Как возвещает уже название книги, центром ее выступает «Полития», «основывающее произведение» [das Werk der Gr"undung] (65) по преимуществу. В несравнимо более высокой степени, чем до него Залин, Зингер мифизирует, мистифицирует этот платоновский труд, ни за что не желая уступить его всерасчленяющему веку филологического триумфа. Пусть стилометры доказывают, что первая часть сочинения возникла в юности; от этого единство «Политий» лишь выигрывает, так как становится ясно, в какой степени мысль Платона была свободна от «становления» (67). Тема этого труда – что такое человек и ему прирожденная норма. Ответ выражается не в силлогизмах, а в мифе, к которому приводит диалектика (68). В ходе разворачивания «Политий» Сократ преобразуется из героического вопрошателя в обладателя божественного знания, в основателя, направляющего свой взгляд на праобраз подлинного сообщества [Gemeinwesen] (76). Полис укоренен в необходимом, в нужде, и путь к высокому проходит через разрушение старого и отжившего. Всё великое неотрывно от кощунства [Frevel] и избавления от него. Схема строится поэтому триадически (78):
священный город сытый город очищенный город
мера кощунство спасение
воины стражники философы
Конечно, речь идет не о реальных условиях возникновения государства в реальном времени (кого интересуют взгляды Платона на эти материи, должен обратиться к «Законам»), и триаду нельзя рассматривать как исторические фазы. Эти кайротические (а не хронологические) типы коренятся один в другом, и переход от одного к другому вызван не какой-то внешней нуждой, а необходимостью самого государствообразующего духа, его самопонимания и самоочищения (79).
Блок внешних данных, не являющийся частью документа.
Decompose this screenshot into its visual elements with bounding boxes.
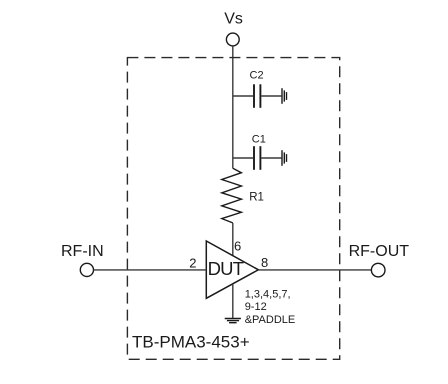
wire C2 left: [233, 95, 253, 97]
svg-text:R1: R1: [249, 192, 264, 204]
wire DUT bottom to ground: [232, 284, 234, 318]
svg-text:6: 6: [234, 239, 241, 254]
wire C1 left: [233, 157, 253, 159]
wire C2 right: [261, 95, 281, 97]
wire DUT pin 8 to RF-OUT: [259, 269, 372, 271]
svg-text:&PADDLE: &PADDLE: [245, 314, 296, 326]
svg-text:RF-IN: RF-IN: [61, 243, 104, 260]
svg-text:9-12: 9-12: [245, 301, 267, 313]
resistor R1: [222, 168, 242, 223]
wire RF-IN to DUT pin 2: [94, 269, 207, 271]
svg-text:8: 8: [261, 255, 268, 270]
svg-text:C1: C1: [252, 134, 266, 146]
svg-text:DUT: DUT: [208, 258, 244, 279]
ground (C2, rotated): [282, 88, 287, 104]
terminal RF-OUT: [371, 263, 385, 277]
test board boundary (dashed): [127, 58, 339, 360]
terminal RF-IN: [80, 263, 93, 276]
wire C1 right: [261, 157, 281, 159]
wire resistor to DUT pin 6: [232, 223, 234, 256]
svg-text:2: 2: [189, 255, 196, 270]
capacitor C2: [254, 84, 260, 108]
capacitor C1: [254, 146, 260, 170]
svg-text:TB-PMA3-453+: TB-PMA3-453+: [132, 333, 250, 352]
terminal Vs: [226, 33, 239, 46]
wire Vs to resistor top: [232, 46, 234, 168]
ground (DUT paddle): [225, 319, 241, 323]
amplifier DUT triangle: [206, 241, 258, 298]
svg-text:1,3,4,5,7,: 1,3,4,5,7,: [245, 288, 291, 300]
svg-text:C2: C2: [250, 70, 264, 82]
svg-text:RF-OUT: RF-OUT: [349, 243, 410, 260]
ground (C1, rotated): [282, 150, 287, 166]
svg-text:Vs: Vs: [224, 10, 243, 27]
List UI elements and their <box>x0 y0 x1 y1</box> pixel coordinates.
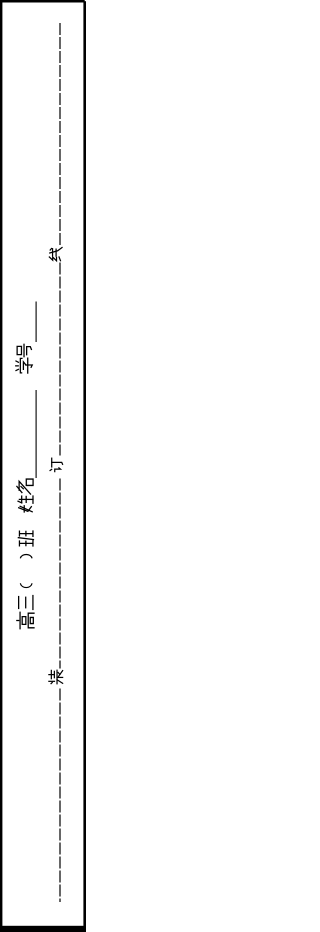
left border bar <box>0 0 2 932</box>
binding dashed line segment 3 (订 to 装) <box>59 479 61 669</box>
seal character 订 <box>50 458 63 472</box>
seal character 线 <box>49 248 62 261</box>
student info character 三 <box>19 596 33 610</box>
student info character ）(vertical form arc) <box>20 554 32 558</box>
binding dashed line segment 1 (top to 线) <box>59 23 61 245</box>
bottom border bar <box>0 926 86 932</box>
student info character 班 <box>18 531 33 546</box>
seal character 装 <box>49 670 63 684</box>
student info character （(vertical form arc) <box>20 583 32 587</box>
binding dashed line segment 2 (线 to 订) <box>59 263 61 456</box>
student info character 姓 <box>18 496 33 512</box>
page background <box>0 0 86 932</box>
student info text: 学号 underline <box>35 302 37 343</box>
student info text: 姓名 underline <box>35 390 37 478</box>
student info character 高 <box>17 612 34 628</box>
top border bar <box>0 0 85 3</box>
binding dashed line segment 4 (装 to bottom) <box>59 689 61 903</box>
student info character 名 <box>17 479 33 494</box>
student info character 学 <box>16 358 32 373</box>
right border bar <box>83 1 86 932</box>
student info character 号 <box>17 344 31 356</box>
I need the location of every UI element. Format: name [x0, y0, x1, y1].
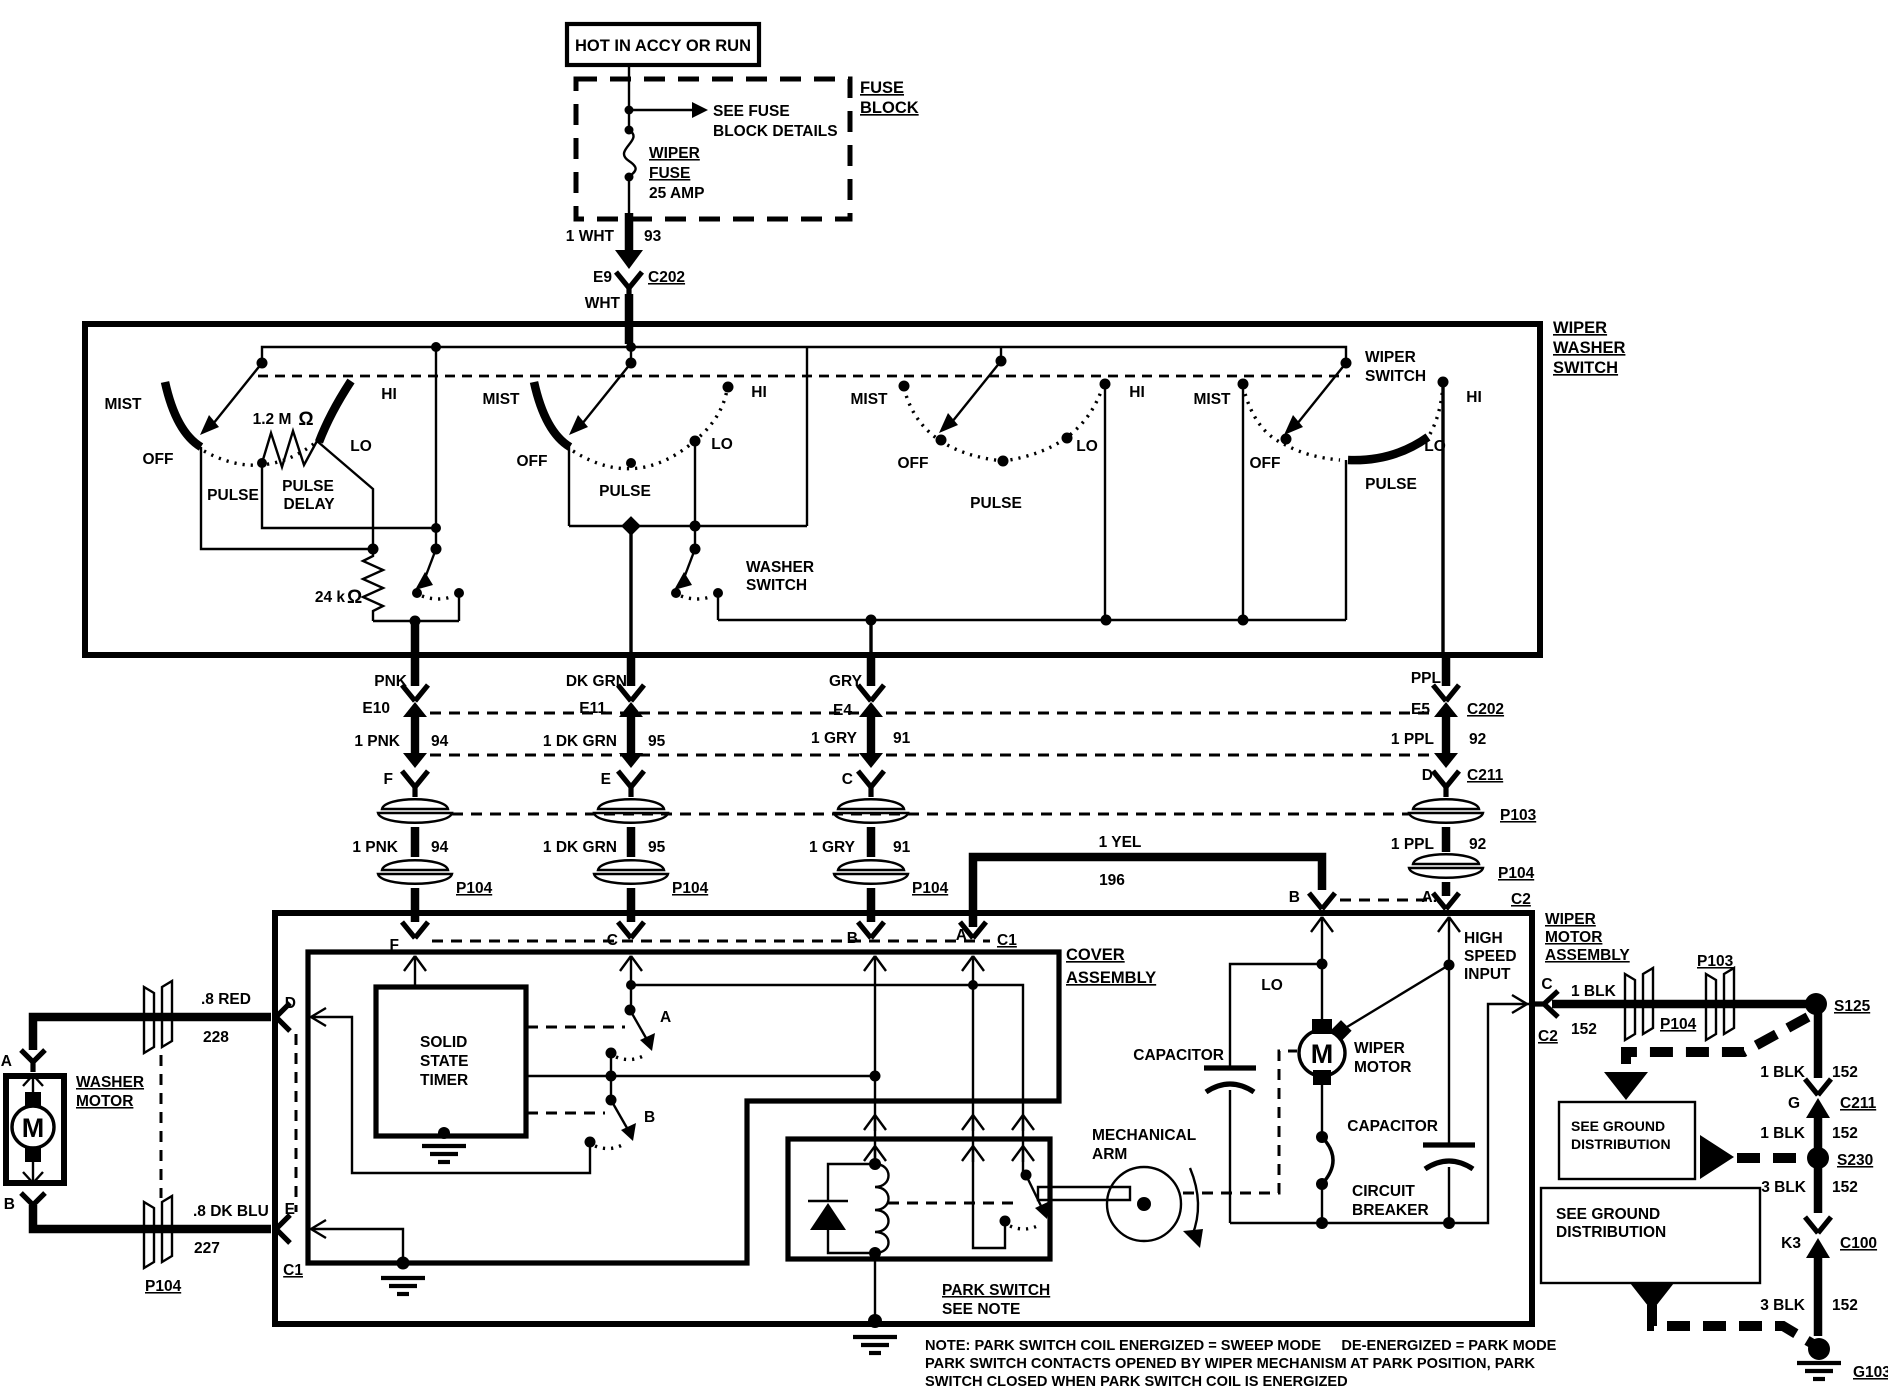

Особую важность для георгеанца Зингера приобретает вопрос о судьбе искусства в полисе. Как объяснить изгнание из него поэтов и художников? Не начинается ли уже с Платона христианская переоценка античных ценностей, возмущение чистого духа против плотского и плотью питаемого искусства, моральное восстание рабов? Новому времени верхом и воплощением греческого духа представляется гомеровский мир, поэтому в платоновском учении об искусстве оно находило не восхождение, а обеднение, реакцию моралиста на свободу. По этой причине платоновская критика искусства не воспринимается нами – на исходе долгой Wirkungsgeschichte – как сама собой разумеющаяся, а остается причудливой философемой великого мыслителя. По Зингеру, Платон изгоняет искусство и Гомера во имя возвращения к догомеровской, еще единой с культом, пластике (80–84). Когда распадается это единство, возникают объяснительный миф, рационализация ритуала, сказка, безжизненная статуя и прочее искусство, порожденное индивидуальным капризом художника, а затем этика, логика, политика… Платоновскую философию, его учение об идеях, его полисооснование можно понять только из воли вернуться из этого состояния мира к тому, в котором были рождены и действовали греческие боги. Его теория идей – это не просто некая система ценностей, но путь, ведущий из овеществленного и обезверенного мира к всечеловеческой действительности. Его политика – это попытка дать божественному безопасное место среди человеческого сообщества, уберечь его от враждебных сил Я и материи. Платон не отвергает поэзию, которую называет «божественной». Но нужда в спасении Единого такова, что он запрещает себе чистую мечту и требует снова чуда. Произведение искусства помогает воплотить бога или не имеет места в его империи. Иными словами, искусство не только не изгоняется, но наделяется прерогативами, неизвестными ни предшественникам, ни потомкам вплоть до современных, начала XX века, эстетов (85–87).